Het voorhanden hebben of dragen van dit mes is niet verboden bij de Wet wapens en munitie. Het is dus niet van zodanige aard dat het ongecontroleerd bezit ervan in strijd is met de wet. Voorts is niet gebleken dat het van zodanige aard is dat het ongecontroleerd bezit ervan in strijd is met het algemeen belang. Het mes kan daarom niet worden onttrokken aan het verkeer.
Verbeurdverklaring van het in beslag genomen mes is evenmin mogelijk. Verbeurdverklaring immers is een bijkomende straf en kan slechts worden uitgesproken bij veroordeling ter zake van een strafbaar feit.

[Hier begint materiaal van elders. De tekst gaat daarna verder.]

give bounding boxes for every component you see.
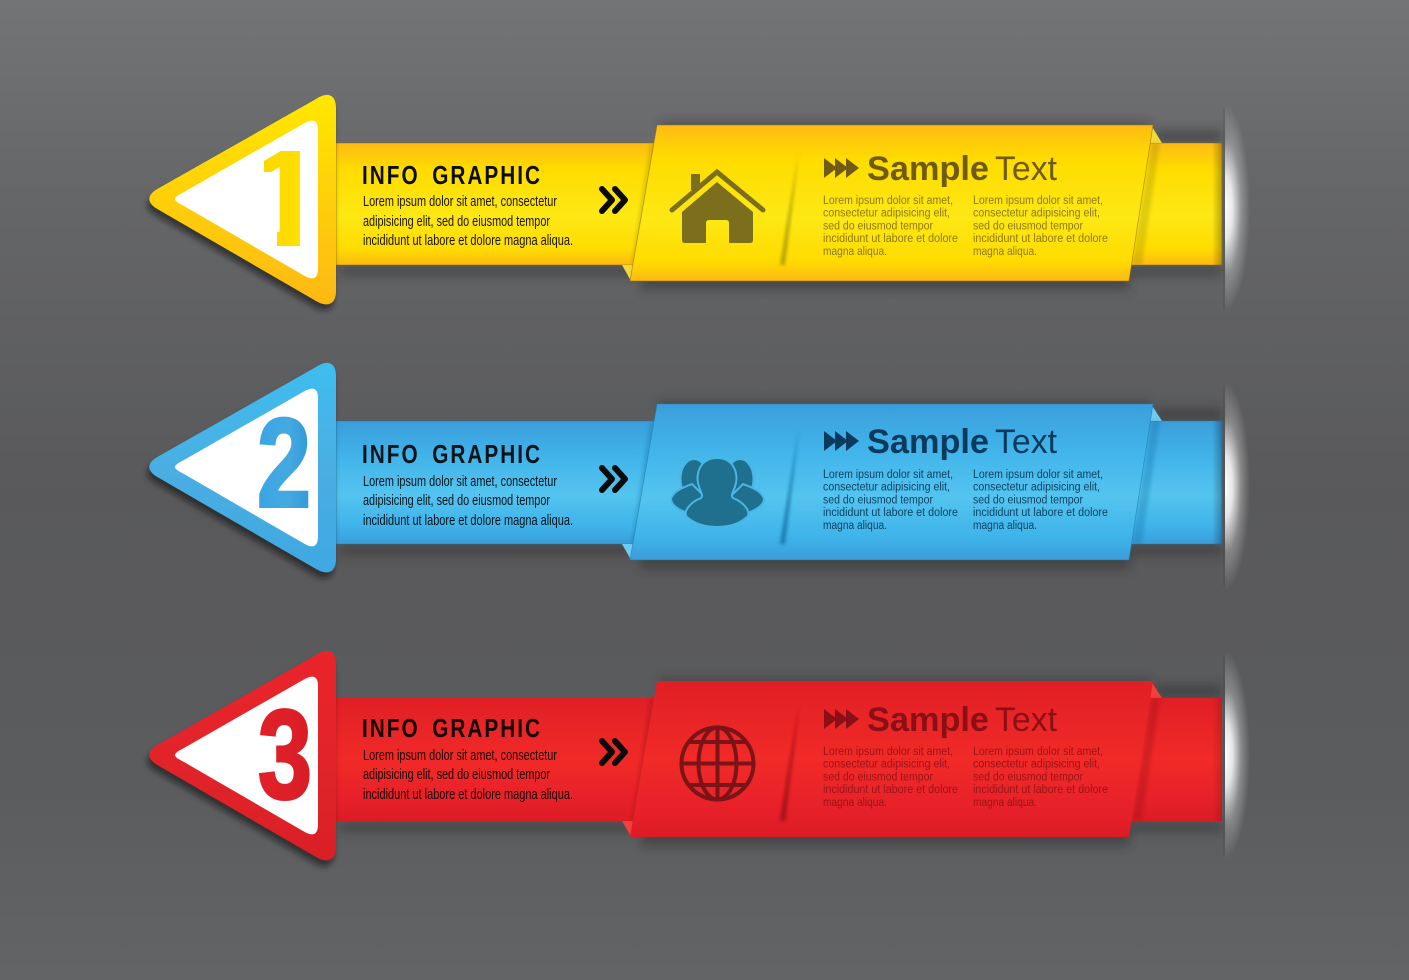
icon: triple arrows [824, 431, 859, 451]
heading: INFO GRAPHIC: INFO GRAPHIC [362, 160, 542, 190]
heading: INFO GRAPHIC: INFO GRAPHIC [362, 439, 542, 469]
arrowhead 3 [147, 651, 336, 866]
text block: column 2: sed do eiusmod tempor [973, 494, 1083, 506]
text block: column 1: sed do eiusmod tempor [823, 772, 933, 784]
text block: intro: adipisicing elit, sed do eiusmod tempor [363, 766, 550, 783]
text block: column 1: magna aliqua. [823, 246, 887, 258]
text block: intro: Lorem ipsum dolor sit amet, consectetur [363, 747, 557, 764]
text block: intro: Lorem ipsum dolor sit amet, consectetur [363, 193, 557, 210]
icon: globe [681, 727, 754, 800]
text block: column 1: consectetur adipisicing elit, [823, 208, 950, 220]
row 2: blue ribbon [147, 363, 1222, 578]
text block: column 1: magna aliqua. [823, 797, 887, 809]
text block: intro: Lorem ipsum dolor sit amet, consectetur [363, 473, 557, 490]
number 2: 2 [257, 392, 311, 534]
icon: double chevron [602, 189, 625, 211]
text block: column 2: incididunt ut labore et dolore [973, 233, 1108, 245]
ribbon end shading [1212, 421, 1222, 544]
ribbon end shading [1212, 143, 1222, 265]
heading: Sample Text: Text [995, 701, 1058, 739]
text block: intro: incididunt ut labore et dolore magna aliqua. [363, 232, 573, 249]
arrowhead 2 [147, 363, 336, 578]
text block: column 1: Lorem ipsum dolor sit amet, [823, 746, 953, 758]
text block: column 1: consectetur adipisicing elit, [823, 758, 950, 770]
icon: double chevron [602, 741, 625, 763]
text block: intro [363, 747, 573, 803]
number 3: 3 [258, 684, 312, 825]
text block: column 1: incididunt ut labore et dolore [823, 784, 958, 796]
wall slit highlights [1224, 108, 1248, 856]
text block: column 2 [973, 746, 1108, 809]
ribbon end shading [1212, 698, 1222, 821]
text block: column 1 [823, 195, 958, 258]
ribbon shadow [340, 122, 1222, 290]
text block: column 2: incididunt ut labore et dolore [973, 784, 1108, 796]
text block: column 1: incididunt ut labore et dolore [823, 233, 958, 245]
text block: column 2: magna aliqua. [973, 797, 1037, 809]
ribbon band [336, 143, 1222, 265]
text block: column 2: Lorem ipsum dolor sit amet, [973, 746, 1103, 758]
row 3: red ribbon [147, 651, 1222, 866]
arrowhead 1 [147, 95, 336, 310]
text block: column 1 [823, 746, 958, 809]
heading: Sample Text: Text [995, 423, 1058, 461]
icon: triple arrows [824, 158, 859, 178]
text block: column 2: sed do eiusmod tempor [973, 772, 1083, 784]
heading: Sample Text: Sample [867, 423, 989, 461]
text block: column 2 [973, 469, 1108, 532]
heading: Sample Text [867, 423, 1058, 461]
text block: column 2 [973, 195, 1108, 258]
text block: column 1: sed do eiusmod tempor [823, 220, 933, 232]
ribbon shadow [340, 401, 1222, 569]
text block: column 1: Lorem ipsum dolor sit amet, [823, 469, 953, 481]
text block: column 2: Lorem ipsum dolor sit amet, [973, 195, 1103, 207]
text block: intro: incididunt ut labore et dolore magna aliqua. [363, 786, 573, 803]
icon: house [672, 172, 763, 243]
text block: intro [363, 193, 573, 249]
ribbon band [336, 421, 1222, 544]
text block: column 2: consectetur adipisicing elit, [973, 482, 1100, 494]
text block: intro: adipisicing elit, sed do eiusmod tempor [363, 213, 550, 230]
text block: column 2: consectetur adipisicing elit, [973, 758, 1100, 770]
heading: Sample Text [867, 701, 1058, 739]
text block: intro [363, 473, 573, 529]
ribbon shadow [340, 678, 1222, 846]
text block: column 1: Lorem ipsum dolor sit amet, [823, 195, 953, 207]
text block: column 2: sed do eiusmod tempor [973, 220, 1083, 232]
text block: column 1: sed do eiusmod tempor [823, 494, 933, 506]
text block: column 2: incididunt ut labore et dolore [973, 507, 1108, 519]
heading: Sample Text: Sample [867, 701, 989, 739]
text block: intro: adipisicing elit, sed do eiusmod tempor [363, 492, 550, 509]
heading: Sample Text: Text [995, 150, 1058, 188]
folded panel [622, 681, 1162, 837]
heading: Sample Text [867, 150, 1058, 188]
text block: column 2: magna aliqua. [973, 246, 1037, 258]
text block: column 1: consectetur adipisicing elit, [823, 482, 950, 494]
row 1: yellow ribbon [147, 95, 1222, 310]
heading: INFO GRAPHIC: INFO GRAPHIC [362, 713, 542, 743]
icon: double chevron [602, 468, 625, 490]
folded panel [622, 404, 1162, 560]
ribbon band [336, 698, 1222, 821]
text block: column 1 [823, 469, 958, 532]
text block: intro: incididunt ut labore et dolore magna aliqua. [363, 512, 573, 529]
text block: column 2: magna aliqua. [973, 520, 1037, 532]
heading: Sample Text: Sample [867, 150, 989, 188]
folded panel [622, 125, 1162, 281]
text block: column 2: consectetur adipisicing elit, [973, 208, 1100, 220]
text block: column 2: Lorem ipsum dolor sit amet, [973, 469, 1103, 481]
text block: column 1: incididunt ut labore et dolore [823, 507, 958, 519]
text block: column 1: magna aliqua. [823, 520, 887, 532]
icon: triple arrows [824, 709, 859, 729]
number 1: 1 [244, 122, 329, 276]
icon: people group [671, 458, 764, 527]
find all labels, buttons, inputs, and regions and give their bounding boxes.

Bij ontslag van alle rechtsvervolging kan daarom geen verbeurdverklaring worden opgelegd (HR 25 januari 2005, NBSr 2005/51).
De rechtbank zal daarom de bewaring ten behoeve van de rechthebbende van het in beslag genomen mes gelasten.
BESLISSING VAN DE RECHTBANK
De rechtbank verklaart niet bewezen hetgeen de verdachte primair is tenlastegelegd en spreekt de verdachte daarvan vrij.
De rechtbank verklaart bewezen dat het subsidiair tenlastegelegde, zoals hierboven is omschreven, door de verdachte is begaan, stelt vast dat het aldus bewezen verklaarde oplevert het strafbare feit zoals hierboven is vermeld, verklaart de verdachte deswege echter niet strafbaar en ontslaat de verdachte van alle rechtsvervolging.
De rechtbank gelast de bewaring ten behoeve van de rechthebbende van het navolgende in beslag genomen voorwerp: een zwart knipmes.
De rechtbank gelast de teruggave aan verdachte van de navolgende in beslag genomen, nog niet teruggegeven voorwerpen: een donkerblauwe broek, een zwart T-shirt, een donkerbruine trui en een zwarte jas.
Dit vonnis is gewezen door mr. J.J. Schoemaker, voorzitter, en mr. A. Rombouts-Nieuwstraten en mr. M.A.F. Veenstra, rechters, in tegenwoordigheid van R.C. Sprong, griffier, en uitgesproken ter openbare terechtzitting van de rechtbank op dinsdag 13 november 2007. Mr. Rombouts-Nieuwstraten en mr. Veenstra zijn buiten staat dit vonnis binnen de door de wet gestelde termijn mede te ondertekenen.